オーストラリアでタミフル耐性インフルエンザ2009H1N1ウイルスのクラスター発生

CIDRAP 8月26日

ミネソタ大学感染症研究センターによりますと、25日オーストラリア公衆衛生省は、ニューサウスウェールズ州(New South Wales)でこれまでで最大のオセルタミフル(タミフル)耐性インフルエンザウイルス2009H1N1のクラスター発生があったことを発表しました。

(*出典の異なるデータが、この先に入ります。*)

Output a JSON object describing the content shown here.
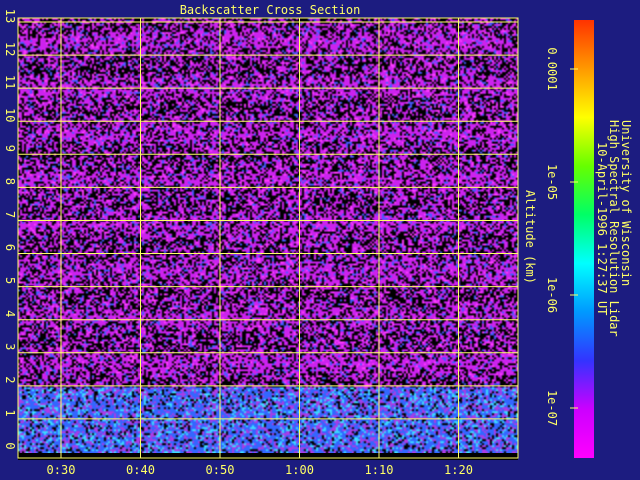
{
  "chart_data": {
    "type": "heatmap",
    "title": "Backscatter Cross Section",
    "ylabel": "Altitude (km)",
    "xlabel": "",
    "x_ticks": [
      "0:30",
      "0:40",
      "0:50",
      "1:00",
      "1:10",
      "1:20"
    ],
    "y_ticks": [
      "0",
      "1",
      "2",
      "3",
      "4",
      "5",
      "6",
      "7",
      "8",
      "9",
      "10",
      "11",
      "12",
      "13"
    ],
    "ylim": [
      0,
      13
    ],
    "grid": true,
    "colorbar": {
      "scale": "log",
      "ticks": [
        "1e-07",
        "1e-06",
        "1e-05",
        "0.0001"
      ],
      "colors": [
        "#ff00ff",
        "#cc00ff",
        "#3333ff",
        "#0099ff",
        "#00ffff",
        "#00ff66",
        "#66ff00",
        "#ffff00",
        "#ff9900",
        "#ff3300"
      ]
    },
    "annotation": {
      "line1": "University of Wisconsin",
      "line2": "High Spectral Resolution Lidar",
      "line3": "10-April-1996  1:27:37 UT"
    },
    "colors": {
      "background": "#1c1c80",
      "grid": "#ffff66",
      "text": "#ffff66",
      "low_band": "#3366ff",
      "high_band": "#cc22ee"
    }
  }
}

5月から8月までにニューサウスウェールズ州(New South Wales)のハンターニューイングランド(Hunter New England)地方でのインフルエンザ2009H1N1患者184人のうち25人において、ウイルス変異(H275Y)によりタミフル感受性が低下していました。

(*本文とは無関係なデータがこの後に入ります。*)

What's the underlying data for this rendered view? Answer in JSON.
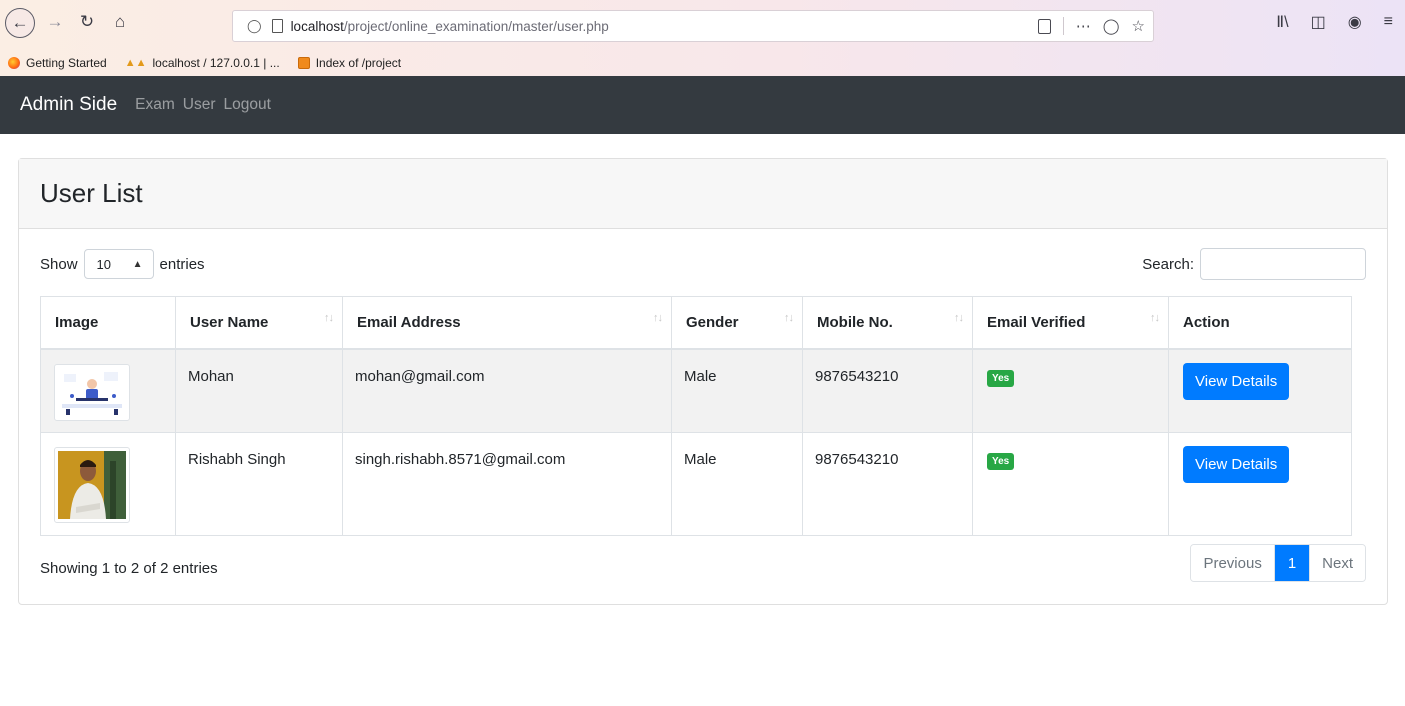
{
  "browser": {
    "url_host": "localhost",
    "url_path": "/project/online_examination/master/user.php",
    "bookmarks": [
      {
        "label": "Getting Started"
      },
      {
        "label": "localhost / 127.0.0.1 | ..."
      },
      {
        "label": "Index of /project"
      }
    ]
  },
  "navbar": {
    "brand": "Admin Side",
    "links": [
      "Exam",
      "User",
      "Logout"
    ]
  },
  "card": {
    "title": "User List",
    "show_label": "Show",
    "entries_label": "entries",
    "length_value": "10",
    "search_label": "Search:",
    "search_value": "",
    "columns": [
      "Image",
      "User Name",
      "Email Address",
      "Gender",
      "Mobile No.",
      "Email Verified",
      "Action"
    ],
    "rows": [
      {
        "user_name": "Mohan",
        "email": "mohan@gmail.com",
        "gender": "Male",
        "mobile": "9876543210",
        "verified": "Yes",
        "action": "View Details"
      },
      {
        "user_name": "Rishabh Singh",
        "email": "singh.rishabh.8571@gmail.com",
        "gender": "Male",
        "mobile": "9876543210",
        "verified": "Yes",
        "action": "View Details"
      }
    ],
    "info": "Showing 1 to 2 of 2 entries",
    "pagination": {
      "previous": "Previous",
      "current": "1",
      "next": "Next"
    }
  },
  "colors": {
    "navbar_bg": "#343a40",
    "primary": "#007bff",
    "success": "#28a745"
  }
}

タミフル耐性(インフルエンザウイルス)2009H1N1の小さなクラスター発生はこれまでも患者が抗ウイルス剤治療を受ける医療機関からの報告はありましたが、これまでに調査をした16人の患者は治療を受けていませんでした。
検体を採取した時、5人の患者は入院中でしたが、免疫抑制剤は使用していませんでした。そのうち3人は妊婦でした。集中治療室へ入院したり、死亡した患者はいませんでした。
最初の16人のうち15人がニューカッスル(New castle)の半径50km圏内に住んでいました。
耐性ウイルスの感染が続いている患者についてさらに調査を続け、詳細なウイルスの解析をしています。

抗ウイルス剤の専門家によると、このH275Y変異による耐性ウイルスのクラスターはこれまでで最大規模のものということです。また専門家は、この報告は変異ウイルスは抗ウイルス薬の使用がなくても容易に(ヒトからヒトへ)伝播することを示唆しており、また治療を受けた患者からこの変異株が他のヒトへ感染したのかもしれないと述べています。

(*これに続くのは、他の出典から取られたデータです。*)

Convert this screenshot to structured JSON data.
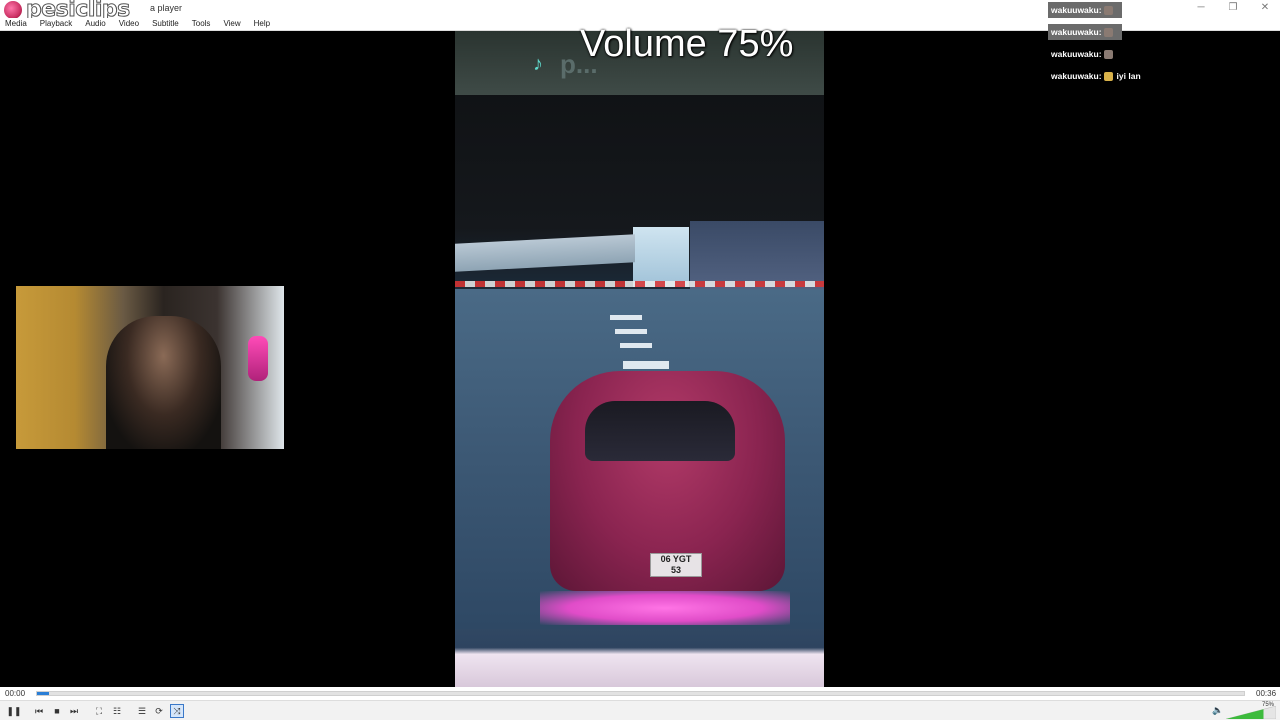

WHOは6月にサーベイランス結果を更新しており、協力機関5ヶ所の定期検査の報告から、タミフル耐性ウイルスの割合は大変低く1.5%と発表しています。全体的には月毎の検出率は2010年10月以降わずかに上昇し、3月には減少しています。検出率は機関ごとに異なっています。

臨床的な背景も機関ごとに異なります。日本ではタミフル耐性症例のほとんどが予防投薬を受けていますが、英国では薬剤投与を受けていない患者での耐性ウイルス検出率が2009-2010年の流行シーズンで11%でしたが、2010-2011年では少なくとも28%に増加しています。

専門家は、今回のクラスター発生がニューカッスル(New castle)を超えて拡大しないかが気がかりであるが、幸いインフルエンザシーズンは終わりかけていると述べています。

世界的な更新情報によるホットスポット(流行地域)

・WHOによる世界的インフルエンザ流行更新情報によりますと、オーストラリアでのインフルエンザ流行は、指標となるインフルエンザ様症状で医療機関を受診する患者数と検査室での確定診断数が増加しています。報告によりますと2009H1N1ウイルスとB型ウイルスがともに流行しています。
・隣接するニュージーランドではB型が優勢で、流行の程度は例年並みということです。南半球における流行時期は通常5月から10月です。
・熱帯地域でのインフルエンザ流行は、アメリカ、西部アフリカ、南アジアの一部を除いて低いです。
・流行地域はキューバ、ホンジュラスでA型(H3N2)が優勢です。ドミニカ共和国ではインフルエンザ流行が続いており、B型が大きな割合を占めています。
・ほかには、カメルーンで流行し始めており、報告のほとんどがB型で、2009H1N1も一部みられます。
・アジアでの高い発生がみられるのはバングラデシュ、インド、タイで、ほとんどがH3N2、わずかにB型や2009H1N1がみられます。
・北半球では発生が低いか、もしくは認められず、典型的なオフシーズンであるとWHOは述べています。

米国のインフルエンザ指標

米国ではインフルエンザの活動性は大変低く、米国疾病予防管理センター(CDC)の発表によりますと、8月20日までの1週間にインフルエンザ様症状で医療機関を受診した患者数は0.5%で、(流行の)基準となる2.5%を下回っています。
インフルエンザや肺炎による死亡者数もまた例年の基準値を下回り、小児のインフルエンザ死亡者も報告されていません。